Inventors at the National Aerospace Laboratory NLR have submitted a patent application. The invention pertains to the contactless transfer of electrical power and data in the CROR engine.
The invention occurred under the auspices of Clean Sky, the European Joint Technology Initiative, in which Airbus is developing an Open Rotor Engine for passenger aircraft. The Contra-Rotating Open Rotor (CROR) concept features two rotors. These rotate in opposite directions, resulting in substantial fuel savings. A specific point of attention for the Open Rotor is the noise produced by the rotors. As part of a CROR wind tunnel model, NLR developed a special telemetry unit, which is an advanced system that is part of the rotors and enables contactless transfer of pressure, force and temperature data.

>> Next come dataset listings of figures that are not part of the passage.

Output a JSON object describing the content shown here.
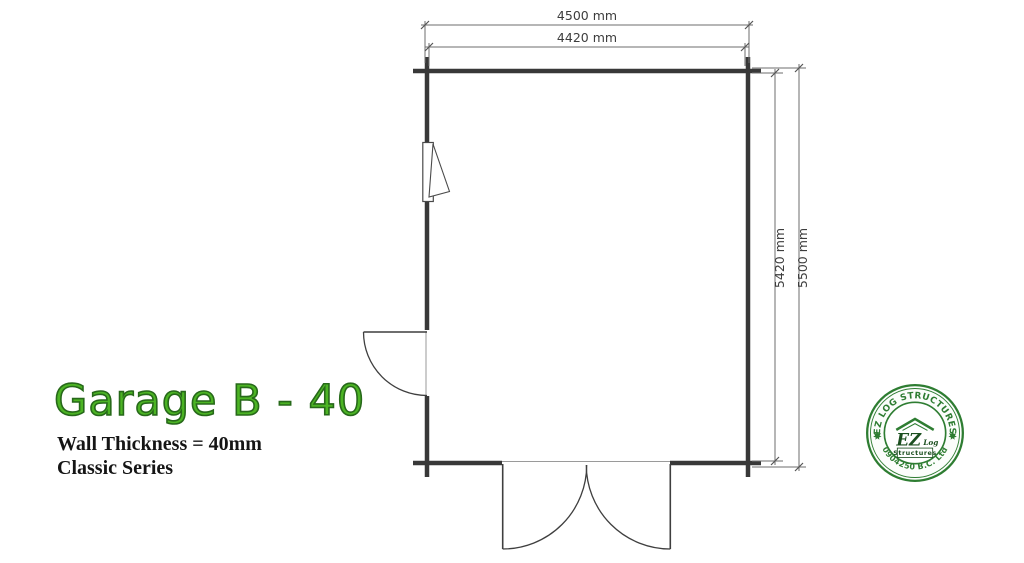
{
  "title": {
    "text": "Garage B - 40",
    "color": "#4cb424",
    "outline_color": "#27691a"
  },
  "subtitle": {
    "line1": "Wall Thickness = 40mm",
    "line2": "Classic Series"
  },
  "plan": {
    "dim_outer_width": "4500 mm",
    "dim_inner_width": "4420 mm",
    "dim_inner_height": "5420 mm",
    "dim_outer_height": "5500 mm",
    "wall_color": "#383838",
    "dim_line_color": "#6e6e6e"
  },
  "stamp": {
    "arc_top": "EZ LOG STRUCTURES",
    "arc_bottom": "0904250 B.C. Ltd",
    "logo_ez": "EZ",
    "logo_log": "Log",
    "logo_structures": "Structures",
    "color": "#2e7d32"
  }
}
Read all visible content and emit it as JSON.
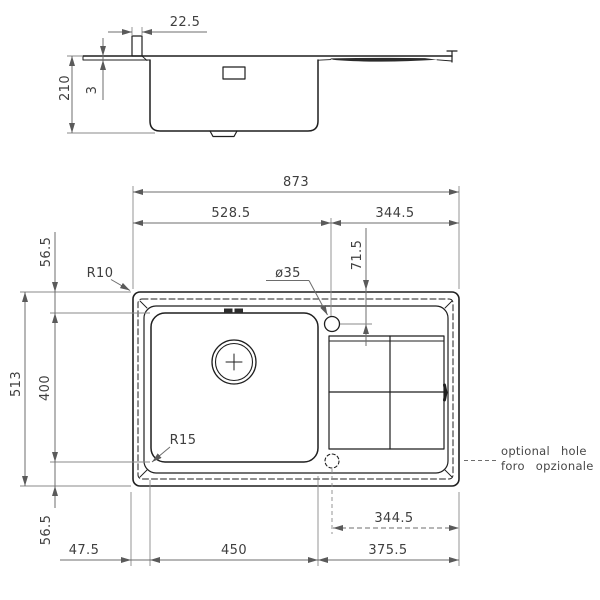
{
  "drawing": {
    "kind": "kitchen sink installation drawing (front section and plan view)",
    "colors": {
      "outline": "#1f1f1f",
      "dimension_lines": "#6d6d6d",
      "dimension_text": "#3f3f3f",
      "background": "#ffffff"
    },
    "side_view": {
      "ledge_width": "22.5",
      "overall_depth": "210",
      "rim_height": "3"
    },
    "plan_view": {
      "overall_width": "873",
      "left_span": "528.5",
      "right_span": "344.5",
      "tap_hole_offset": "71.5",
      "tap_hole_diameter": "ø35",
      "outer_corner_radius": "R10",
      "bowl_corner_radius": "R15",
      "overall_depth": "513",
      "bowl_depth": "400",
      "top_margin": "56.5",
      "bottom_margin": "56.5",
      "left_margin": "47.5",
      "bowl_width": "450",
      "drainer_span": "375.5",
      "optional_hole_offset": "344.5"
    },
    "notes": {
      "optional_hole_en": "optional hole",
      "optional_hole_it": "foro opzionale"
    }
  }
}
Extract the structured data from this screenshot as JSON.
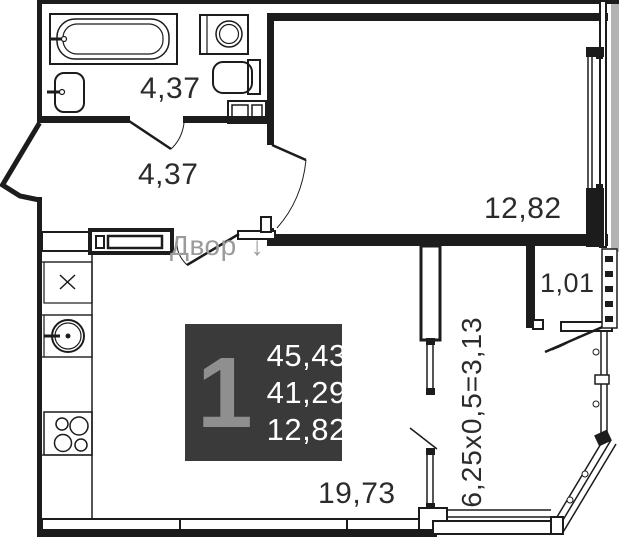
{
  "page": {
    "background": "#ffffff",
    "wall_color": "#1c1c1c",
    "edge_strip_color": "#b3b3b3"
  },
  "unit_card": {
    "unit_number": "1",
    "total_area": "45,43",
    "living_area": "41,29",
    "kitchen_area": "12,82",
    "bg_color": "#3a3a3a",
    "unit_number_color": "#8f8f8f",
    "text_color": "#ffffff"
  },
  "rooms": {
    "bathroom": {
      "area": "4,37"
    },
    "hallway": {
      "area": "4,37"
    },
    "bedroom": {
      "area": "12,82"
    },
    "niche": {
      "area": "1,01"
    },
    "kitchen_living": {
      "area": "19,73"
    },
    "balcony": {
      "dimension": "6,25x0,5=3,13"
    }
  },
  "annotations": {
    "courtyard_label": "Двор",
    "courtyard_arrow": "↓",
    "courtyard_color": "#9b9b9b"
  },
  "fixtures": [
    "bathtub",
    "bathroom-sink",
    "washing-machine",
    "toilet",
    "vanity-cabinet",
    "wardrobe",
    "kitchen-cabinet",
    "kitchen-sink",
    "stove",
    "balcony-glazing"
  ]
}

The patent application is for an invention that is part of this measurement system (the telemetry unit), which NLR also built. This unit has a maximum rotational speed of 8400 RPM. The electronics are able to tolerate static acceleration up 5,500 times the force of gravity. The design of the system ensures that the structure remains intact and continues functioning properly at such high speeds.
The invention for which NLR has applied for a patent performs three functions:
– The transfer of electrical power in order to conduct measurements in the rotating components.
– The transfer of a sample clock from the stator to the rotor.
– Also the transfer of measurement data with a wide bandwidth from the rotor to the stator. One hundred Mbit/s can be transferred.
The three functions must be performed without mechanical contact occurring between the stationary component (the stator) and the rotating component (the rotor). Traditional solutions using slip rings cannot be reliably applied at high rotational speeds. But with this new invention, the NLR can now achieve this.
In response to a request by Airbus, the system’s capability was further improved after the patent application was submitted. In a significant design effort, the data rate was increased to make it compatible with larger numbers of sensors and higher sample rates. This ‘successor’ was designed, manufactured and demonstrated with a 1 Gigabit/s data rate.
European Patent Office
NLR engineers have been engaged in the patent application process since July 2012. In July 2014, the European Patent Office ruled that the invention was ‘new and inventive with respect to state-of-the-art technology’ and can therefore be patented. In January 2015, NLR filed patent applications in Europe, Canada and the United States.